Galerie Beaumontpublic

Variables

d'Lëtzebuerger Land du 21.01.2010

Le 17 mars 2009, le grand-duché de Luxembourg légalisait l’euthanasie et devenait le troisième pays de l’Union européenne, après les Pays-Bas et la Belgique, à autoriser l’assistance au suicide. Cependant, le texte de loi avait vu l’opposition du grand-duc Henri, pour des raisons de convictions catholiques ne se mariant guère avec ce type de liberté prise sur la vie et la mort de l’être humain. La conséquence en avait été la réforme de la Constitution par le Parlement luxembourgeois. Cet épisode de la vie politique et médicale luxembourgeoise avait surtout montré la réduction du pouvoir du souverain se contentant de promulguer les lois, ne pouvant plus les « sanctionner pour les valider ».

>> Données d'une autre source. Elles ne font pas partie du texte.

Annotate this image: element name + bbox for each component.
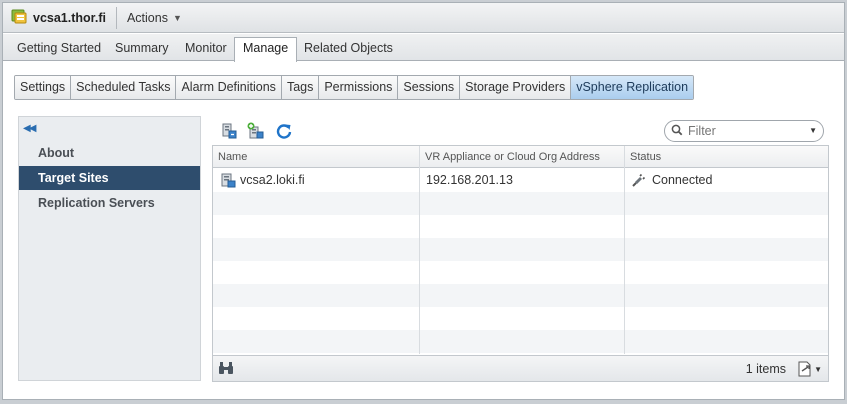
vcenter-server-icon — [11, 8, 27, 27]
column-divider — [624, 146, 625, 354]
empty-row — [213, 284, 828, 307]
object-header: vcsa1.thor.fi Actions ▼ — [3, 3, 844, 33]
grid-header: Name VR Appliance or Cloud Org Address S… — [213, 146, 828, 168]
item-count: 1 items — [745, 362, 786, 376]
connect-site-icon[interactable] — [220, 122, 238, 140]
subtab-sessions[interactable]: Sessions — [398, 76, 461, 99]
nav-item-target-sites[interactable]: Target Sites — [19, 166, 200, 190]
chevron-down-icon: ▼ — [172, 12, 182, 23]
empty-row — [213, 192, 828, 215]
tab-manage[interactable]: Manage — [234, 37, 298, 62]
empty-row — [213, 215, 828, 238]
subtab-permissions[interactable]: Permissions — [319, 76, 399, 99]
main-window: vcsa1.thor.fi Actions ▼ Getting Started … — [2, 2, 845, 400]
actions-menu[interactable]: Actions ▼ — [127, 11, 182, 25]
connected-plug-icon — [630, 173, 646, 189]
main-tab-bar: Getting Started Summary Monitor Manage R… — [3, 34, 844, 62]
subtab-scheduled-tasks[interactable]: Scheduled Tasks — [71, 76, 177, 99]
nav-item-about[interactable]: About — [19, 141, 200, 165]
subtab-settings[interactable]: Settings — [15, 76, 72, 99]
collapse-panel-icon[interactable]: ◀◀ — [23, 123, 36, 134]
subtab-alarm-definitions[interactable]: Alarm Definitions — [176, 76, 282, 99]
subtab-tags[interactable]: Tags — [281, 76, 320, 99]
tab-getting-started[interactable]: Getting Started — [17, 38, 101, 61]
empty-row — [213, 330, 828, 353]
site-icon — [221, 173, 236, 189]
header-divider — [115, 6, 117, 29]
empty-row — [213, 261, 828, 284]
filter-input[interactable] — [688, 124, 798, 138]
chevron-down-icon[interactable]: ▼ — [809, 126, 817, 135]
tab-related-objects[interactable]: Related Objects — [304, 38, 393, 61]
object-title-area: vcsa1.thor.fi — [3, 3, 106, 32]
table-row[interactable]: vcsa2.loki.fi 192.168.201.13 Connected — [213, 169, 828, 192]
filter-box[interactable]: ▼ — [664, 120, 824, 142]
target-sites-grid: Name VR Appliance or Cloud Org Address S… — [212, 145, 829, 382]
empty-row — [213, 238, 828, 261]
actions-label: Actions — [126, 10, 168, 25]
column-divider — [419, 146, 420, 354]
empty-row — [213, 307, 828, 330]
site-name[interactable]: vcsa2.loki.fi — [240, 169, 305, 192]
grid-footer: 1 items ▼ — [213, 355, 828, 381]
site-address: 192.168.201.13 — [426, 173, 513, 187]
add-site-icon[interactable] — [246, 122, 264, 140]
nav-item-replication-servers[interactable]: Replication Servers — [19, 191, 200, 215]
left-nav-panel: ◀◀ About Target Sites Replication Server… — [18, 116, 201, 381]
object-title: vcsa1.thor.fi — [33, 10, 106, 25]
column-header-status[interactable]: Status — [625, 146, 825, 168]
subtab-bar: Settings Scheduled Tasks Alarm Definitio… — [14, 75, 695, 100]
site-status: Connected — [652, 173, 713, 187]
refresh-icon[interactable] — [275, 122, 293, 140]
subtab-storage-providers[interactable]: Storage Providers — [460, 76, 572, 99]
binoculars-icon[interactable] — [218, 361, 234, 378]
column-header-name[interactable]: Name — [213, 146, 419, 168]
tab-summary[interactable]: Summary — [115, 38, 168, 61]
search-icon — [671, 124, 683, 139]
export-icon[interactable]: ▼ — [798, 361, 822, 377]
tab-monitor[interactable]: Monitor — [185, 38, 227, 61]
subtab-vsphere-replication[interactable]: vSphere Replication — [571, 76, 694, 99]
column-header-address[interactable]: VR Appliance or Cloud Org Address — [420, 146, 624, 168]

Retour sur ce débat aujourd’hui dans le monde de l’art luxembourgeois, au sein de l’exposition Variables à la galerie Beaumontpublic, qui fête ses 25 ans d’existence cette année et où l’artiste d’origine polonaise Filip Markiewicz expose un portrait d’un monarque portant en écharpe l’inscription « euthanasie ». Le grand.-duc pose avec son costume d’apparat comme dans ses fameux portraits photographiques connus de tous, avec galons, cravate noire et képi sous le coude. L’image montre le représentant du Pouvoir national, affichant, presque prônant, malgré lui finalement, une loi qu’il n’a pas pu interdire. Ce constat de paradoxe amène la réflexion de savoir qui a le pouvoir d’interdire et d’autoriser aujourd’hui dans notre société. Cette « caricature iconique », provocante et juste, l’image d’un chef de l’État « censuré » par son propre gouvernement le réduit à sa plus simple expression, un tigre de papier, une marionnette politique.

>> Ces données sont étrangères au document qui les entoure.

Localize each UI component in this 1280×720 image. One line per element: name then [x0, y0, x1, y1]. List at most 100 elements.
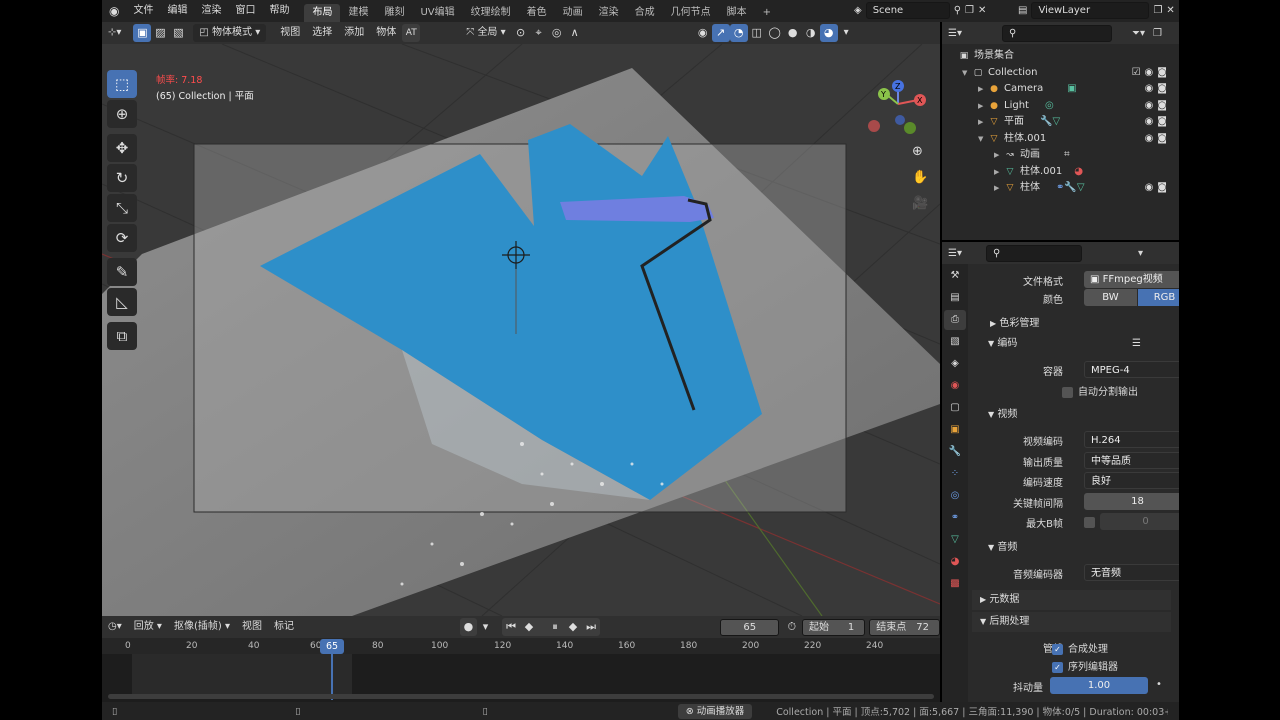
material-tab-icon[interactable]: ◕ — [944, 552, 966, 572]
jump-end-icon[interactable]: ⏭ — [582, 618, 600, 636]
next-keyframe-icon[interactable]: ◆ — [564, 618, 582, 636]
scale-tool-icon[interactable]: ⤡ — [107, 194, 137, 222]
select-subtract-icon[interactable]: ▧ — [169, 24, 187, 42]
scene-tab-icon[interactable]: ◈ — [944, 354, 966, 374]
dither-field[interactable]: 1.00 — [1050, 677, 1148, 694]
remove-scene-icon[interactable]: ✕ — [978, 5, 986, 16]
pivot-icon[interactable]: ⊙ — [512, 24, 530, 42]
tab-uv-editing[interactable]: UV编辑 — [412, 4, 462, 22]
tab-shading[interactable]: 着色 — [519, 4, 555, 22]
properties-editor-icon[interactable]: ☰▾ — [948, 248, 962, 259]
cursor-tool-icon[interactable]: ⊕ — [107, 100, 137, 128]
dither-keyframe-icon[interactable]: • — [1156, 679, 1162, 690]
menu-view[interactable]: 视图 — [274, 24, 306, 42]
outliner-item-collection[interactable]: ▼ ▢ Collection ☑◉◙ — [942, 65, 1179, 82]
compositing-checkbox[interactable]: ✓ 合成处理 — [1052, 640, 1108, 655]
shading-options-dropdown[interactable]: ▾ — [838, 24, 855, 42]
expand-icon[interactable]: ▶ — [994, 180, 1004, 197]
file-format-dropdown[interactable]: ▣ FFmpeg视频▾ — [1084, 271, 1179, 288]
tab-layout[interactable]: 布局 — [304, 4, 341, 22]
timeline-scrollbar[interactable] — [108, 694, 934, 699]
scene-field[interactable]: Scene — [865, 2, 950, 19]
select-tool-icon[interactable]: ⬚ — [107, 70, 137, 98]
material-shading-icon[interactable]: ◑ — [802, 24, 820, 42]
frame-ruler[interactable]: 0 20 40 60 80 100 120 140 160 180 200 22… — [102, 638, 940, 654]
playhead-label[interactable]: 65 — [320, 639, 344, 654]
tab-rendering[interactable]: 渲染 — [591, 4, 627, 22]
visibility-icon[interactable]: ◉ — [694, 24, 712, 42]
video-codec-dropdown[interactable]: H.264▾ — [1084, 431, 1179, 448]
view-layer-tab-icon[interactable]: ▧ — [944, 332, 966, 352]
orientation-dropdown[interactable]: ⤧ 全局 ▾ — [460, 24, 511, 42]
audio-codec-dropdown[interactable]: 无音频▾ — [1084, 564, 1179, 581]
modifier-tab-icon[interactable]: 🔧 — [944, 442, 966, 462]
bframes-field[interactable]: 0 — [1100, 513, 1179, 530]
3d-viewport[interactable]: ⬚ ⊕ ✥ ↻ ⤡ ⟳ ✎ ◺ ⧉ 帧率: 7.18 (65) Collecti… — [102, 44, 940, 616]
xray-icon[interactable]: ◫ — [748, 24, 766, 42]
properties-search-input[interactable]: ⚲ — [985, 244, 1082, 262]
expand-icon[interactable]: ▶ — [994, 147, 1004, 164]
tab-geometry-nodes[interactable]: 几何节点 — [663, 4, 719, 22]
new-collection-icon[interactable]: ❐ — [1153, 28, 1162, 39]
bframes-checkbox[interactable] — [1084, 517, 1095, 528]
menu-file[interactable]: 文件 — [126, 0, 160, 22]
data-tab-icon[interactable]: ▽ — [944, 530, 966, 550]
expand-icon[interactable]: ▶ — [978, 81, 988, 98]
prev-keyframe-icon[interactable]: ◆ — [520, 618, 538, 636]
world-tab-icon[interactable]: ◉ — [944, 376, 966, 396]
expand-icon[interactable]: ▶ — [978, 98, 988, 115]
pin-icon[interactable]: ⚲ — [954, 5, 961, 16]
autosplit-checkbox[interactable]: 自动分割输出 — [1062, 383, 1138, 398]
visibility-controls[interactable]: ◉◙ — [1145, 131, 1171, 148]
view-layer-field[interactable]: ViewLayer — [1031, 2, 1150, 19]
proportional-edit-icon[interactable]: ◎ — [548, 24, 566, 42]
tab-texture-paint[interactable]: 纹理绘制 — [463, 4, 519, 22]
text-tool-icon[interactable]: AT — [402, 24, 421, 42]
texture-tab-icon[interactable]: ▩ — [944, 574, 966, 594]
timeline-area[interactable]: 0 20 40 60 80 100 120 140 160 180 200 22… — [102, 638, 940, 702]
new-scene-icon[interactable]: ❐ — [965, 5, 974, 16]
outliner-item-cylinder-001[interactable]: ▼ ▽ 柱体.001 ◉◙ — [942, 131, 1179, 148]
collection-tab-icon[interactable]: ▢ — [944, 398, 966, 418]
menu-help[interactable]: 帮助 — [262, 0, 296, 22]
end-frame-field[interactable]: 结束点 72 — [869, 618, 940, 636]
menu-playback[interactable]: 回放 ▾ — [128, 618, 168, 636]
rotate-tool-icon[interactable]: ↻ — [107, 164, 137, 192]
sequencer-checkbox[interactable]: ✓ 序列编辑器 — [1052, 658, 1118, 673]
outliner-item-camera[interactable]: ▶ ● Camera ▣ ◉◙ — [942, 81, 1179, 98]
move-tool-icon[interactable]: ✥ — [107, 134, 137, 162]
expand-icon[interactable]: ▶ — [978, 114, 988, 131]
current-frame-field[interactable]: 65 — [720, 618, 780, 636]
container-dropdown[interactable]: MPEG-4▾ — [1084, 361, 1179, 378]
speed-dropdown[interactable]: 良好▾ — [1084, 472, 1179, 489]
expand-icon[interactable]: ▼ — [962, 65, 972, 82]
visibility-controls[interactable]: ◉◙ — [1145, 81, 1171, 98]
expand-icon[interactable]: ▶ — [994, 164, 1004, 181]
tool-tab-icon[interactable]: ⚒ — [944, 266, 966, 286]
start-frame-field[interactable]: 起始 1 — [802, 618, 866, 636]
menu-timeline-view[interactable]: 视图 — [236, 618, 268, 636]
outliner-search-input[interactable]: ⚲ — [1001, 24, 1112, 42]
filter-icon[interactable]: ⏷▾ — [1132, 28, 1145, 39]
audio-section[interactable]: ▼ 音频 — [972, 538, 1171, 558]
outliner-item-plane[interactable]: ▶ ▽ 平面 🔧▽ ◉◙ — [942, 114, 1179, 131]
keyframe-field[interactable]: 18 — [1084, 493, 1179, 510]
post-processing-section[interactable]: ▼ 后期处理 — [972, 612, 1171, 632]
measure-tool-icon[interactable]: ◺ — [107, 288, 137, 316]
select-box-icon[interactable]: ▣ — [133, 24, 152, 42]
menu-keying[interactable]: 抠像(插帧) ▾ — [168, 618, 236, 636]
tab-modeling[interactable]: 建模 — [340, 4, 376, 22]
encoding-section[interactable]: ▼ 编码 ☰ — [972, 334, 1171, 354]
properties-options-icon[interactable]: ▾ — [1138, 248, 1143, 259]
presets-icon[interactable]: ☰ — [1132, 334, 1141, 354]
menu-edit[interactable]: 编辑 — [160, 0, 194, 22]
animation-player-badge[interactable]: ⊗ 动画播放器 — [677, 703, 753, 719]
menu-select[interactable]: 选择 — [306, 24, 338, 42]
zoom-icon[interactable]: ⊕ — [912, 144, 923, 159]
tab-animation[interactable]: 动画 — [555, 4, 591, 22]
outliner-item-cylinder[interactable]: ▶ ▽ 柱体 ⚭🔧▽ ◉◙ — [942, 180, 1179, 197]
overlay-toggle-icon[interactable]: ◔ — [729, 24, 748, 42]
physics-tab-icon[interactable]: ◎ — [944, 486, 966, 506]
keyframe-type-icon[interactable]: ▾ — [477, 618, 494, 636]
visibility-controls[interactable]: ◉◙ — [1145, 180, 1171, 197]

L’exposition Variables présente une sélection d’œuvres variées de choix, de différents média, provocantes et, représentatives de l’orientation artistique de la galerie, avec artistes des débuts et nouveaux arrivants, que sa directrice Martine Schneider-Speller n’a de cesse de défendre depuis ses premières années, avec intelligence, clairvoyance et un grand respect des artistes invités. Les variations de Variables vont du sexe, avec une fellation squelettique de l’artiste belge Wim Delvoye passée au rayon X au sous-sol, au très existentialiste film numérique du Suisse Yves Netzhammer, ambiance suicidaire, dans lequel les singes et les hommes sont tombés sur la tête. Hermann Nitsch, figure majeur de l’actionnisme viennois, montre les traces photographiques d’une performance corporelle, rituel sanglant avec crucifixion, relecture d’un épisode biblique crucial dans l’histoire religieuse. Au rez-de-chaussée, l’oppression et l’angoisse ressortent de la sculpture vidéo de Marie-Jo Lafontaine, dispositif en forme de croix placé au centre de la pièce. Les photographies atmosphériques et expressionnistes d’Ellen Kooi et du duo allemand Anna [&] Bernhard Blume l’entourent.

Avec ses 25 ans d’existence, Beaumont­public confirme son rôle pionnier et audacieux sur la scène de l’art contemporain luxembourgeois en montrant de grandes figures internationales de l’art comme Atelier Van Lieshout, Jan Fabre, Marina Abramovic, Per Kirkeby, Jonathan Meese, mais aussi en découvrant et en soutenant des artistes plus jeunes comme Kosyo et locaux confirmés comme Su-Mei Tse. Les artistes représentés ne sont pas nécessairement sages dans leur discours, marqués par des questionnements culturels, sociaux et politiques d’actualité avec une vision critique et acérée de notre monde, une véritable interrogation de la société et du pouvoir et un discours souvent engagé.

Variables, jusqu’au 30 janvier, ouvert du mardi au samedi de midi à 18 heures ; Beaumontpublic, 21 A, avenue Gaston Diderich à Luxembourg, Internet : www.beaumontpublic.com ou télphone : 46 23 43.